Rafael Calderón señaló que el pedido de consultas es de familiares de jugadores compulsivos “que son quienes padecen las consecuencias”
“No hay pedido de ayuda, salvo de los familiares, que son quienes muchas veces padecen las consecuencias de la persona que está en esa situación”.
Calderón indicó que “hemos tenido consultas muy aisladas de hombres y de mujeres. Hay hipótesis de que se da mucho en las mujeres, pero también hay hombres que padecen esto”.
En este marco, expresó que los familiares de jugadores compulsivos se acercan a preguntar por grupos de autoayuda “porque no logran que el adicto, primero, tome conciencia de su adicción. Hay una cuestión de defensa, de resistencia al tratamiento, que empieza con decir “a mí me gusta, lo hago porque me gusta, no es verdad que esté perdido por el juego”. No hay conciencia de enfermedad, y si la hay, hay gente que resiste al tratamiento porque es lo que les produce placer. No se dan cuenta de lo que les pasa, de que están arruinando su nivel económico, su estructura familiar o laboral. Incluso hay gente que va abiertamente de las casas de juego al trabajo sin dormir”.

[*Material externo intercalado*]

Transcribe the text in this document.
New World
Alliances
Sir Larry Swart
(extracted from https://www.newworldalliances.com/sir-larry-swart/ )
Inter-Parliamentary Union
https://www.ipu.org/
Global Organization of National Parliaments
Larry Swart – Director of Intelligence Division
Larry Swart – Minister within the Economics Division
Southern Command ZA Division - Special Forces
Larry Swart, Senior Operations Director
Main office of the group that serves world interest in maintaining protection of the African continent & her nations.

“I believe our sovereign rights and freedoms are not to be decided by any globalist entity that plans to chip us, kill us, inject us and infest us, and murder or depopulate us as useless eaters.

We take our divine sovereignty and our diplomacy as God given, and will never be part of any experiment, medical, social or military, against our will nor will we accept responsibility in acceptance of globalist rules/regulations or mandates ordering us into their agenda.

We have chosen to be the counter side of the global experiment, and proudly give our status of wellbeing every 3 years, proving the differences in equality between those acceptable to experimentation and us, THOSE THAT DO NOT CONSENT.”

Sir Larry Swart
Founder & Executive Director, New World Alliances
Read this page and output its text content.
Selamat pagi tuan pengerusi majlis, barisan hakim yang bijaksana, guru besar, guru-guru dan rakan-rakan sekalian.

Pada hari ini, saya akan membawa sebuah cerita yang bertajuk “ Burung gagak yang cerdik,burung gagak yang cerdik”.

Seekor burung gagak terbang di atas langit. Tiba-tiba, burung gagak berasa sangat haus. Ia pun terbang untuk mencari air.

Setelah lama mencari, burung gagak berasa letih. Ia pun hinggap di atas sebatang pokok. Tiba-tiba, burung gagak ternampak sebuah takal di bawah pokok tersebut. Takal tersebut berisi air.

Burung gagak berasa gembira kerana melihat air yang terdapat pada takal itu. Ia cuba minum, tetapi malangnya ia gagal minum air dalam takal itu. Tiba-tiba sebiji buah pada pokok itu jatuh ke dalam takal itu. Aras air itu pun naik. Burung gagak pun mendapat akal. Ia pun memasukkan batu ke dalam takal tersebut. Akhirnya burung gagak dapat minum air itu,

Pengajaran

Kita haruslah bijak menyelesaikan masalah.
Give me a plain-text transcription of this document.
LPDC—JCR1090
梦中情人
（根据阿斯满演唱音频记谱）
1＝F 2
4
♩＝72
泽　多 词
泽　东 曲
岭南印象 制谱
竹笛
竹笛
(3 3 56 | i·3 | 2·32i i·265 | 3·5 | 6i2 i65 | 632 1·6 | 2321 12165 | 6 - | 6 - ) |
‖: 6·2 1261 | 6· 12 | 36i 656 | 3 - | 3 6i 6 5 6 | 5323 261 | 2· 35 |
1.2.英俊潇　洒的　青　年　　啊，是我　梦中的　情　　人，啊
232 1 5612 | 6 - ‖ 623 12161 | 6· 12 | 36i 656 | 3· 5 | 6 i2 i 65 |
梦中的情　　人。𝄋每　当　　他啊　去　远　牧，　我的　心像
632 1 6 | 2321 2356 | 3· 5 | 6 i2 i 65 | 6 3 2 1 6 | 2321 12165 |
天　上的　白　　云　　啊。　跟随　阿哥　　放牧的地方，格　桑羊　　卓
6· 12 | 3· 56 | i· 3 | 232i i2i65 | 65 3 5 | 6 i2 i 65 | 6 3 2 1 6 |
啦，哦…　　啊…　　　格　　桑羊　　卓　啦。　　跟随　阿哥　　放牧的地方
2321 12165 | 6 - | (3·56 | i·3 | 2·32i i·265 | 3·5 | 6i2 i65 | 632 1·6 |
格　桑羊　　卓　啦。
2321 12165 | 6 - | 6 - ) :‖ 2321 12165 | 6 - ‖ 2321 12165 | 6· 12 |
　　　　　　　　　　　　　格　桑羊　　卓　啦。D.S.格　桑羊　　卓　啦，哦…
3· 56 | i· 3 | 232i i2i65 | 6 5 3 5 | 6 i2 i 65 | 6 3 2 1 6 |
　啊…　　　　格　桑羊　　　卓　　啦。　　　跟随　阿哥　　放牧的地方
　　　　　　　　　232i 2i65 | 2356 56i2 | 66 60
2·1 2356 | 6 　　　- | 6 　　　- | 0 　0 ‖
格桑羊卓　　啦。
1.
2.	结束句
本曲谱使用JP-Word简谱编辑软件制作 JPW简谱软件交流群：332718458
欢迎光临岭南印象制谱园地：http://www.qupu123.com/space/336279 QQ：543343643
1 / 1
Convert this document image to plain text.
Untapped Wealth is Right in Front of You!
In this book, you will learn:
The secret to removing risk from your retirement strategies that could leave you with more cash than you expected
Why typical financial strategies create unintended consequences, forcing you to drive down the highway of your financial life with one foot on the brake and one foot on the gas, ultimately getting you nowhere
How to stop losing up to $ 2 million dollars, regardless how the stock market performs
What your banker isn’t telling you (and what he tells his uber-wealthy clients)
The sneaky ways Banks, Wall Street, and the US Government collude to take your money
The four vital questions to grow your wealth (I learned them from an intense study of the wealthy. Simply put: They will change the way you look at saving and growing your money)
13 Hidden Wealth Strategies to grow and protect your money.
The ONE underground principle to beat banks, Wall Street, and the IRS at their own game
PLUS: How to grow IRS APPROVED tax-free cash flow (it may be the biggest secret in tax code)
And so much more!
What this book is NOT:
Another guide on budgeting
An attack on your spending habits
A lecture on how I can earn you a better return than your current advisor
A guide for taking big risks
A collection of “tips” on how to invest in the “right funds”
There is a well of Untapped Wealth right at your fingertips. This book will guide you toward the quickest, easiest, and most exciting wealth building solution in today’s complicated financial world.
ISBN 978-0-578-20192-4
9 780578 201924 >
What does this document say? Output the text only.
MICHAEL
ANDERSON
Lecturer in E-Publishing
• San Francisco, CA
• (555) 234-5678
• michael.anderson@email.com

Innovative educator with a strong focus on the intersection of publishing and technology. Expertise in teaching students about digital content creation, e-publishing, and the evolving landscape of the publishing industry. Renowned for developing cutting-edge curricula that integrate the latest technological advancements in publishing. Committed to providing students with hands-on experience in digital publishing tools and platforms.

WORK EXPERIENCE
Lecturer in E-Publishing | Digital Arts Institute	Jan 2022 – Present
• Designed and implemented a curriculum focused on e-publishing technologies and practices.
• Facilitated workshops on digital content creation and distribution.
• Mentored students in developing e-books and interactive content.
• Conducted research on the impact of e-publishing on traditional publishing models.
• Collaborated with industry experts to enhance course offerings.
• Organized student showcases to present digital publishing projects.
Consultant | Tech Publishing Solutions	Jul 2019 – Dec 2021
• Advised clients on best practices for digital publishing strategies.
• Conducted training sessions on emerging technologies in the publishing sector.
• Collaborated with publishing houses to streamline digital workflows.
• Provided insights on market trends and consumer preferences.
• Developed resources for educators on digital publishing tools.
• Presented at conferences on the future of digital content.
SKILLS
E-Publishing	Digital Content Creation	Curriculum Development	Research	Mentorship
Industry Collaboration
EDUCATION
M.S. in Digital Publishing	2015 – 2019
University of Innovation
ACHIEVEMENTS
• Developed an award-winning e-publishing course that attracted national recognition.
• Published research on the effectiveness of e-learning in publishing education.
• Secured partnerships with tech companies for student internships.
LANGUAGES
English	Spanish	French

Calderón además se refirió a los síntomas que se deben tener en cuenta para detectar a una persona adicta al juego, indicando que “el principal es la administración del tiempo. Una persona adicta al juego necesita muchas horas, dedicarle mucho tiempo a eso. Después la cuestión económica: empiezan a sacar plata de otras cosas para aquello. Gente que no es pudiente llega al robo a familiares mismos, sacan joyas para venderlas o empeñarlas. En algún momento hubo una discusión en Buenos Aires porque habían autorizado a poner cajeros dentro de los bingos, diciendo que era para evitar que el jugador salga y sea asaltado, pero, por otro lado, eso iba a promover el juego compulsivo”.
Consultado sobre si se podría hablar de adicción al juego por parte de jóvenes, Calderón consideró que “hay una discusión dentro de las psicopatologías. Se discute si las cosas son adictivas o si las personalidades son adictas. En el caso de los juegos diríamos que hay personalidades que son adictas, porque el usuario de Internet no necesariamente es un adicto. Sin embargo los chicos tienen tendencia a pasar muchas horas frente a la computadora, en un primer momento podríamos decir que son consumidores excesivos. Después, el otro paso será la adicción, la dependencia psíquica o física. En el caso de los chicos, van entrenando esa adicción con los juegos electrónicos, con la Internet, las horas que se pasan frente a eso, y se va formando una costumbre, un hábito tóxico de sujeción a una actividad”.